How to permute the rows of a DataFrame in-place efficiently?

performance
dataframes

#1

I have a vector of row numbers and I want to use it to permute a DataFrame’s rows. Here is an MVE

using StatsBase
df = DataFrame(a = rand(1_000_000))
r=sample(1:size(df,1), size(df,1),  replace=false)
@time df = df[r,:]

I think the above creates a DataFrame and then assigns it to df. Is there a way to re-assign the rows in place so minimal extra memory is allocated?


#2

What exactly are you trying to accomplish? Usually for group operations a groupby à la split and apply works pretty good and handles memory quite well.


#3

as i have shown. i want to randomize all the rows as efficiently as I can


#4
using StatsBase, DataFrames
df = DataFrame(a = rand(1_000_000))
@time df = df[sample(1:size(df,1), size(df,1), replace=false),:];
@time df = df[shuffle(1:size(df, 1)),:];

shuffle is about a three times more efficient and about 2/3 less memory intensive (also drops StatsBase dependency)


#5

is this line the best possible? Does it not create a new DataFrame?

anyway i got an idea now


#6

You can simply iterate over columns and call permute! on them.


#7
using DataFrames
srand(0)
df = DataFrame(a = rand(Int(1e6)));
function permute_df_bycol!(df::AbstractDataFrame)
    p = shuffle(1:size(df, 1))
    for (name, col) ∈ eachcol(df)
        permute!(col, p)
    end
end
function permute_df!(df::AbstractDataFrame)
    df[:,:] = df[shuffle(1:size(df, 1)),:]
    return
end
@time permute_df_bycol!(df) # 0.064590 seconds (10 allocations: 15.259 MiB)
@time permute_df!(df) # 0.021940 seconds (36 allocations: 15.261 MiB)

#8

that was my idea too. But it’s slower? But there is potential to apply to all columns using threads.

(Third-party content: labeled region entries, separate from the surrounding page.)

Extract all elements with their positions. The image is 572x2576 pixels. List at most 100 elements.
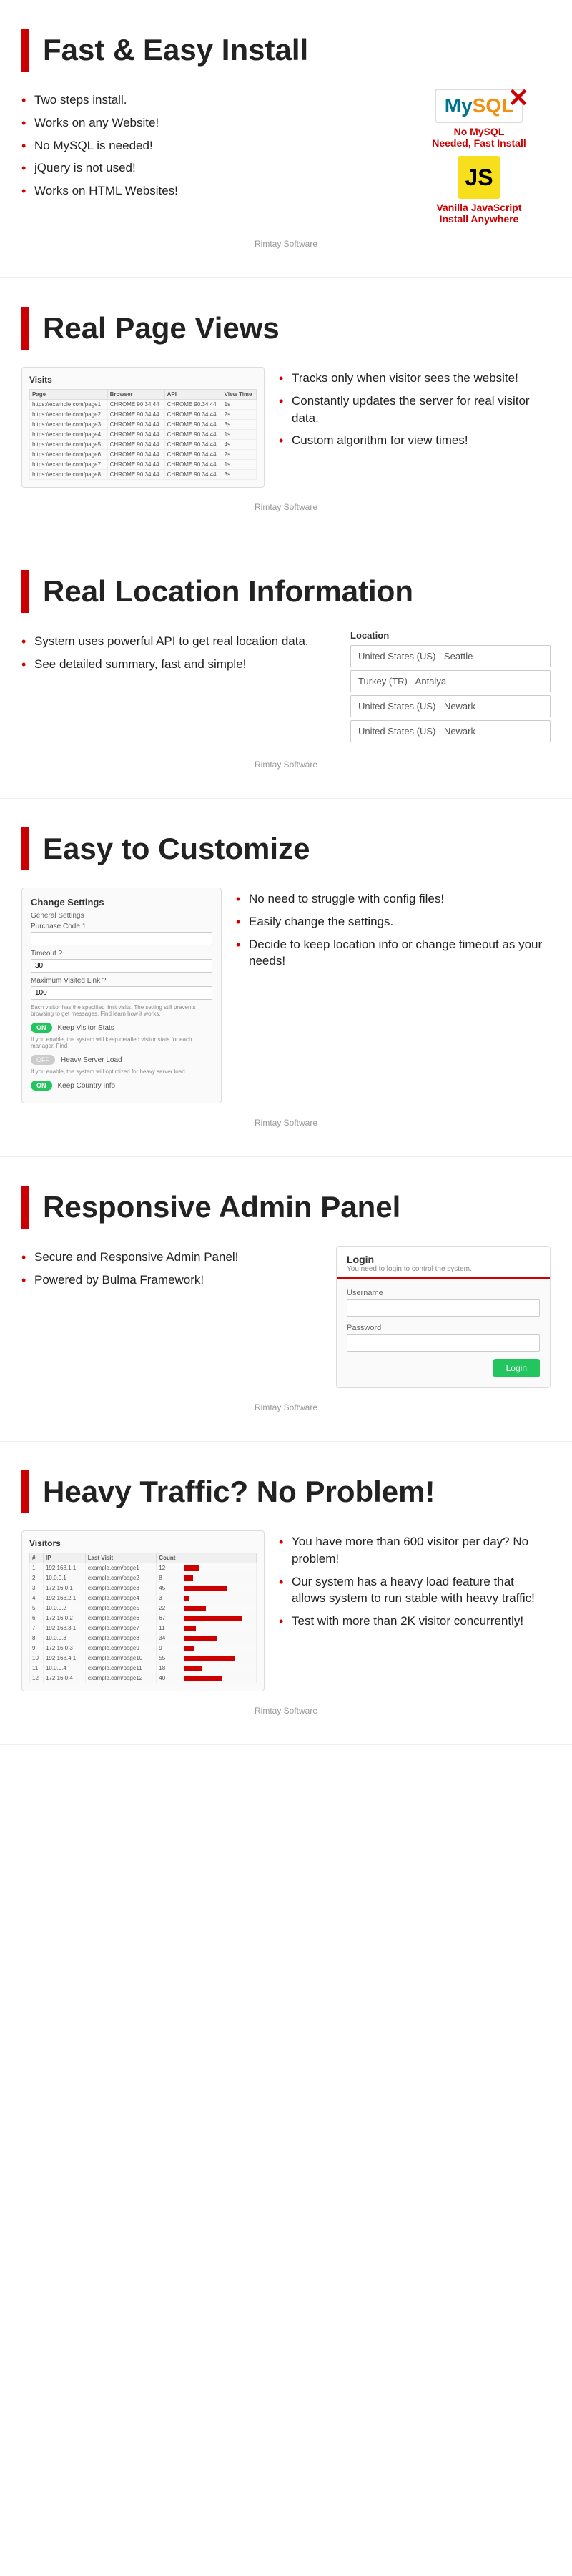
red-accent-bar [21, 827, 29, 870]
list-item: Constantly updates the server for real v… [279, 390, 551, 430]
table-cell: 10.0.0.2 [43, 1603, 85, 1613]
visits-mini-table: Page Browser API View Time https://examp… [29, 389, 257, 480]
table-cell: 12 [157, 1563, 182, 1573]
table-row: https://example.com/page1CHROME 90.34.44… [30, 400, 257, 410]
login-button[interactable]: Login [493, 1359, 540, 1377]
visits-table-title: Visits [29, 375, 257, 385]
easy-customize-title: Easy to Customize [43, 832, 310, 865]
table-row: 9172.16.0.3example.com/page99 [30, 1643, 257, 1653]
table-row: 1192.168.1.1example.com/page112 [30, 1563, 257, 1573]
table-row: https://example.com/page3CHROME 90.34.44… [30, 420, 257, 430]
table-cell: 9 [157, 1643, 182, 1653]
table-cell: 3 [157, 1593, 182, 1603]
table-cell: 11 [30, 1663, 44, 1673]
mysql-logo: MySQL ✕ [435, 89, 523, 123]
table-cell: CHROME 90.34.44 [107, 410, 164, 420]
red-accent-bar [21, 1186, 29, 1229]
toggle-on-badge[interactable]: ON [31, 1023, 52, 1033]
max-visited-input[interactable] [31, 986, 212, 1000]
col-num: # [30, 1553, 44, 1563]
x-mark-icon: ✕ [508, 83, 529, 113]
table-cell: 192.168.2.1 [43, 1593, 85, 1603]
table-cell: example.com/page7 [85, 1623, 157, 1633]
table-cell: 172.16.0.3 [43, 1643, 85, 1653]
settings-mock: Change Settings General Settings Purchas… [21, 888, 222, 1103]
table-cell: example.com/page11 [85, 1663, 157, 1673]
location-bullets: System uses powerful API to get real loc… [21, 630, 329, 676]
table-cell: CHROME 90.34.44 [164, 420, 222, 430]
table-row: 7192.168.3.1example.com/page711 [30, 1623, 257, 1633]
table-cell: example.com/page3 [85, 1583, 157, 1593]
list-item: Tracks only when visitor sees the websit… [279, 367, 551, 390]
purchase-code-input[interactable] [31, 932, 212, 945]
table-cell: CHROME 90.34.44 [164, 450, 222, 460]
table-row: 3172.16.0.1example.com/page345 [30, 1583, 257, 1593]
table-cell: CHROME 90.34.44 [107, 420, 164, 430]
keep-visitor-stats-toggle-row: ON Keep Visitor Stats [31, 1023, 212, 1033]
rimtay-credit: Rimtay Software [21, 1402, 551, 1420]
table-cell: 3s [222, 470, 256, 480]
col-viewtime: View Time [222, 390, 256, 400]
table-cell: example.com/page1 [85, 1563, 157, 1573]
page-views-list: Tracks only when visitor sees the websit… [279, 367, 551, 452]
login-subtitle: You need to login to control the system. [347, 1265, 540, 1273]
visitors-mock: Visitors # IP Last Visit Count 1192.168.… [21, 1530, 265, 1691]
settings-title: Change Settings [31, 897, 212, 908]
page-views-bullets: Tracks only when visitor sees the websit… [279, 367, 551, 452]
visitors-table: # IP Last Visit Count 1192.168.1.1exampl… [29, 1553, 257, 1683]
list-item: jQuery is not used! [21, 157, 393, 180]
table-cell: example.com/page12 [85, 1673, 157, 1683]
col-count: Count [157, 1553, 182, 1563]
table-cell: https://example.com/page4 [30, 430, 108, 440]
rimtay-credit: Rimtay Software [21, 1706, 551, 1723]
mysql-label: No MySQL Needed, Fast Install [432, 126, 526, 149]
table-cell: CHROME 90.34.44 [164, 410, 222, 420]
mysql-badge-box: MySQL ✕ No MySQL Needed, Fast Install [432, 89, 526, 149]
table-row: https://example.com/page6CHROME 90.34.44… [30, 450, 257, 460]
red-accent-bar [21, 307, 29, 350]
table-cell: 172.16.0.1 [43, 1583, 85, 1593]
table-cell: 7 [30, 1623, 44, 1633]
table-row: 12172.16.0.4example.com/page1240 [30, 1673, 257, 1683]
table-row: https://example.com/page5CHROME 90.34.44… [30, 440, 257, 450]
table-cell: 4 [30, 1593, 44, 1603]
table-cell: 45 [157, 1583, 182, 1593]
fast-install-icons: MySQL ✕ No MySQL Needed, Fast Install JS… [408, 89, 551, 225]
rimtay-credit: Rimtay Software [21, 502, 551, 519]
bar-cell [182, 1663, 257, 1673]
col-page: Page [30, 390, 108, 400]
bar-cell [182, 1573, 257, 1583]
password-input[interactable] [347, 1334, 540, 1352]
toggle-off-badge[interactable]: OFF [31, 1055, 55, 1065]
table-cell: CHROME 90.34.44 [107, 450, 164, 460]
visits-table-mock: Visits Page Browser API View Time https:… [21, 367, 265, 488]
table-cell: 2 [30, 1573, 44, 1583]
table-cell: 34 [157, 1633, 182, 1643]
location-row: Turkey (TR) - Antalya [350, 670, 551, 692]
bar-cell [182, 1603, 257, 1613]
table-cell: example.com/page8 [85, 1633, 157, 1643]
list-item: See detailed summary, fast and simple! [21, 653, 329, 676]
list-item: Works on any Website! [21, 112, 393, 134]
heavy-server-load-label: Heavy Server Load [61, 1056, 122, 1064]
username-input[interactable] [347, 1299, 540, 1317]
customize-bullets: No need to struggle with config files! E… [236, 888, 551, 973]
list-item: You have more than 600 visitor per day? … [279, 1530, 551, 1570]
table-cell: example.com/page6 [85, 1613, 157, 1623]
table-row: 210.0.0.1example.com/page28 [30, 1573, 257, 1583]
easy-customize-section: Easy to Customize Change Settings Genera… [0, 799, 572, 1157]
js-label: Vanilla JavaScript Install Anywhere [436, 202, 521, 225]
timeout-label: Timeout ? [31, 950, 212, 958]
admin-list: Secure and Responsive Admin Panel! Power… [21, 1246, 322, 1292]
list-item: System uses powerful API to get real loc… [21, 630, 329, 653]
col-bar [182, 1553, 257, 1563]
timeout-input[interactable] [31, 959, 212, 973]
toggle1-desc: If you enable, the system will keep deta… [31, 1036, 212, 1049]
table-row: 6172.16.0.2example.com/page667 [30, 1613, 257, 1623]
location-row: United States (US) - Seattle [350, 645, 551, 667]
toggle-on-badge[interactable]: ON [31, 1081, 52, 1091]
max-visited-label: Maximum Visited Link ? [31, 977, 212, 985]
bar-cell [182, 1673, 257, 1683]
visitors-title: Visitors [29, 1538, 257, 1548]
bar-cell [182, 1613, 257, 1623]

Maybe it’s faster for multiple columns


#9

You could try it, but the more columns you have the more work it would have to do. Rearranging every row for the whole dataframe should be faster as it only has to apply the permutation once and It writes in-place. Column wise might be a last resort if memory is not enough.


#10

I don’t think “apply the permutation only once” is correct here. Under the hood, indexing a data frame implies indexing repeatedly each column.

I suspect the permute!-based sorting of DataFrame is slower just because permuting a vector is slower than indexing it (i.e. allocating a new copy). The overhead related to DataFrame should be negligible here.


#11

Why not use a view?


#12

Say, the computation I want to perform with the permuted dataframe would be faster if the all the columns are permuted as well. This is for “cache-efficiency”, as the next part of the program requires me to go through the vector several times in order.